Research & Papers

VaCoAl: New algebro-deterministic memory model bridges hippocampal replay and silicon

A deterministic memory architecture mathematically models hippocampal replay with bit-exact precision.

Deep Dive

A new paper from researchers Hiroyuki Chuma, Kanji Otsuka, and Yoichi Sato proposes VaCoAl, an algebro-deterministic hyperdimensional memory architecture that bridges silicon hardware and hippocampal memory processing. VaCoAl uses Galois-field linear feedback shift registers (LFSRs) to generate deterministic, quasi-orthogonal vectors, replacing the random projection matrices used by the Vector-HaSH model of hippocampal-entorhinal computation. This substrate-level alternative satisfies the same quasi-orthogonality requirements but offers bit-exact reproducibility, stronger avalanche behavior, and matched second-moment statistics. The authors formally show that VaCoAl provides the missing algebraic object unifying Vector-HaSH grid-cell factorisation and the Tolman-Eichenbaum Machine (TEM).

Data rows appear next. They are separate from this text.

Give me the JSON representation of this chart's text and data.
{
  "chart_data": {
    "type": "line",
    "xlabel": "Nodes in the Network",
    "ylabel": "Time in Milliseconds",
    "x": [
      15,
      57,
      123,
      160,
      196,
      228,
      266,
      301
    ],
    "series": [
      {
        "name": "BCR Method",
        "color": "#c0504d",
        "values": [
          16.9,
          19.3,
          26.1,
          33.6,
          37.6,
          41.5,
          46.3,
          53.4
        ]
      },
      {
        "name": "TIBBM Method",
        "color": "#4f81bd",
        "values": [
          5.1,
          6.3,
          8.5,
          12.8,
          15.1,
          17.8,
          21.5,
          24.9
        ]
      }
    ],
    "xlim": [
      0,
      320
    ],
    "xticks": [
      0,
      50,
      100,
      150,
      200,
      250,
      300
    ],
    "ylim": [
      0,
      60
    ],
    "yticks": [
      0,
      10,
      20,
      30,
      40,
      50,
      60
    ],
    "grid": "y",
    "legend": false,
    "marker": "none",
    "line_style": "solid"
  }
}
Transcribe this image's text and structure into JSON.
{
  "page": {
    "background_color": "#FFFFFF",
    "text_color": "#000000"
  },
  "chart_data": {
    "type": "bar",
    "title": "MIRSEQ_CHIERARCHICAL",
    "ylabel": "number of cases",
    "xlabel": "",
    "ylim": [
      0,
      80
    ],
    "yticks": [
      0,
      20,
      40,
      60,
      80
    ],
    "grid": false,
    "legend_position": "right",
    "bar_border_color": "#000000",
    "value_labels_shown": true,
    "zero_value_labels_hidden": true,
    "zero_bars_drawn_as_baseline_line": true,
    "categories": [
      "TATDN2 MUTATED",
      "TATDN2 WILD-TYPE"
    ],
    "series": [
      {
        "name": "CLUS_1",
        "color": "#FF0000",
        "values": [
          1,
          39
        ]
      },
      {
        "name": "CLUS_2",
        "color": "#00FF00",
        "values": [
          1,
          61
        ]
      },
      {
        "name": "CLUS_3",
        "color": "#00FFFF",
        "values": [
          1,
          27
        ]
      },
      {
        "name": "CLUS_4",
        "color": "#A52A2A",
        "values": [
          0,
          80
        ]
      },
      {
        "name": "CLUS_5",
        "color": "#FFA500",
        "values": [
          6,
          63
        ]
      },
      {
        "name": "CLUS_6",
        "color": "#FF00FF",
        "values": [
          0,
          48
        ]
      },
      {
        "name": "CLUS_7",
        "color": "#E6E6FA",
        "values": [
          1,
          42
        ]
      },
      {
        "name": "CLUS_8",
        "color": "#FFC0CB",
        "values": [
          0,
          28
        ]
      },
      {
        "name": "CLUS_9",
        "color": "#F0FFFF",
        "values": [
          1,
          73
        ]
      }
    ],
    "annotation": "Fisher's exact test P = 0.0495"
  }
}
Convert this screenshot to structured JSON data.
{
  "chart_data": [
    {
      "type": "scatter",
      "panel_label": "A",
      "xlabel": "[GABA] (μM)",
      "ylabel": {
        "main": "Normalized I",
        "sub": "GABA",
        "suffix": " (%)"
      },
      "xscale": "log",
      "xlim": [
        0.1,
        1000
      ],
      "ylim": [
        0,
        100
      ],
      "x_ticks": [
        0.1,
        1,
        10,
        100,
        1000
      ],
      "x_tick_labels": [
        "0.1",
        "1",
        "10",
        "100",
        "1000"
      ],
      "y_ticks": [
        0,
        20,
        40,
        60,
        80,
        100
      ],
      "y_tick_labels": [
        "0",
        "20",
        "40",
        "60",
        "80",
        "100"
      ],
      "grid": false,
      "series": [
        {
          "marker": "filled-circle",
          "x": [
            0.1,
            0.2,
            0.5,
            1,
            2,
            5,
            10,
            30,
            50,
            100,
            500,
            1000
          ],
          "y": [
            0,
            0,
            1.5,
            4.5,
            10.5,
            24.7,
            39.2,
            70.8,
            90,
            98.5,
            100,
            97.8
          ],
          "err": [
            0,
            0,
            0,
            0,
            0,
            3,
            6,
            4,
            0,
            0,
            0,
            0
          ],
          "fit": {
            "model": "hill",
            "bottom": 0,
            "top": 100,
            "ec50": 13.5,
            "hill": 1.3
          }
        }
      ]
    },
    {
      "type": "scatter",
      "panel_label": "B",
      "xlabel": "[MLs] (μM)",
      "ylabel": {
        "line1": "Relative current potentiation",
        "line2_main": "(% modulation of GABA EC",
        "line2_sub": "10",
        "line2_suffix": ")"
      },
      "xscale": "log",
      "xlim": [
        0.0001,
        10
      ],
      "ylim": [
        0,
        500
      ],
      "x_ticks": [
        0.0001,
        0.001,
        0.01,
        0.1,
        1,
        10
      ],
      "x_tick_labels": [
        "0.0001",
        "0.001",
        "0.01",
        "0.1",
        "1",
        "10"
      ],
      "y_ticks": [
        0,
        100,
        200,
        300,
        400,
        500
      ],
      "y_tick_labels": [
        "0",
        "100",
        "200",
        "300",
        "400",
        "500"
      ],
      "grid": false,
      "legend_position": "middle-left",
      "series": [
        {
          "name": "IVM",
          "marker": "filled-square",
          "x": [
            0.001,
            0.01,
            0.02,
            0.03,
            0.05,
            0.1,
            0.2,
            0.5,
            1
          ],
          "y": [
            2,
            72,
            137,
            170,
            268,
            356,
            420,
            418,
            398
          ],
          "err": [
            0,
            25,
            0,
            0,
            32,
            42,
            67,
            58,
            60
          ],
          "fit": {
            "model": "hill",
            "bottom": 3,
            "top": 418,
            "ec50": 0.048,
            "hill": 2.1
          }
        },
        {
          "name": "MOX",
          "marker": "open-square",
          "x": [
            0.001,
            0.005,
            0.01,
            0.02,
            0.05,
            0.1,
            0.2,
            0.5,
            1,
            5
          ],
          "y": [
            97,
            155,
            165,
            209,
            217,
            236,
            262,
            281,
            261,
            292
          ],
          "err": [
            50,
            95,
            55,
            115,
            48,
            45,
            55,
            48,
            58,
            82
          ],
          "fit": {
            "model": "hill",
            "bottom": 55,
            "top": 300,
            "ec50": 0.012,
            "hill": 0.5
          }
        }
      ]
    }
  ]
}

VaCoAl also provides the first algebraic model of multi-hop replay fidelity decay observed in human iEEG studies. The path-integral Confidence Ratio CR2, defined as the product of per-step confidence ratios along an n-hop chain, naturally fits the multiplicative decay pattern reported for ripple-locked cortical reactivations. The architecture’s STDP-like path selection emerges from requirements for similarity preservation, compositional reversibility, and bounded-frontier search—requirements that also constrain hippocampal computation. The authors argue VaCoAl’s operating regimes parallel EC-CA3 and EC-DG-CA3 pathways, offering an energy-capacity-plasticity explanation for why both pathways are conserved across 520+ million years of evolution. The paper derives explicit, testable iEEG predictions, bridging computational neuroscience and hyperdimensional engineering for the first time.

Key Points
  • VaCoAl uses Galois-field LFSRs to generate deterministic, bit-exact hyperdimensional vectors with quasi-orthogonality matching Vector-HaSH projections.
  • It introduces the Confidence Ratio CR2, an algebraically tractable model of multiplicative multi-hop replay fidelity decay observed in human iEEG.
  • The architecture's STDP-like path selection mirrors hippocampal EC-CA3 and EC-DG-CA3 pathways, offering an evolutionary rationale for their dual conservation.

Why It Matters

Unifies neuroscience and hyperdimensional computing with a deterministic memory model, enabling predictable AI hardware inspired by hippocampal replay.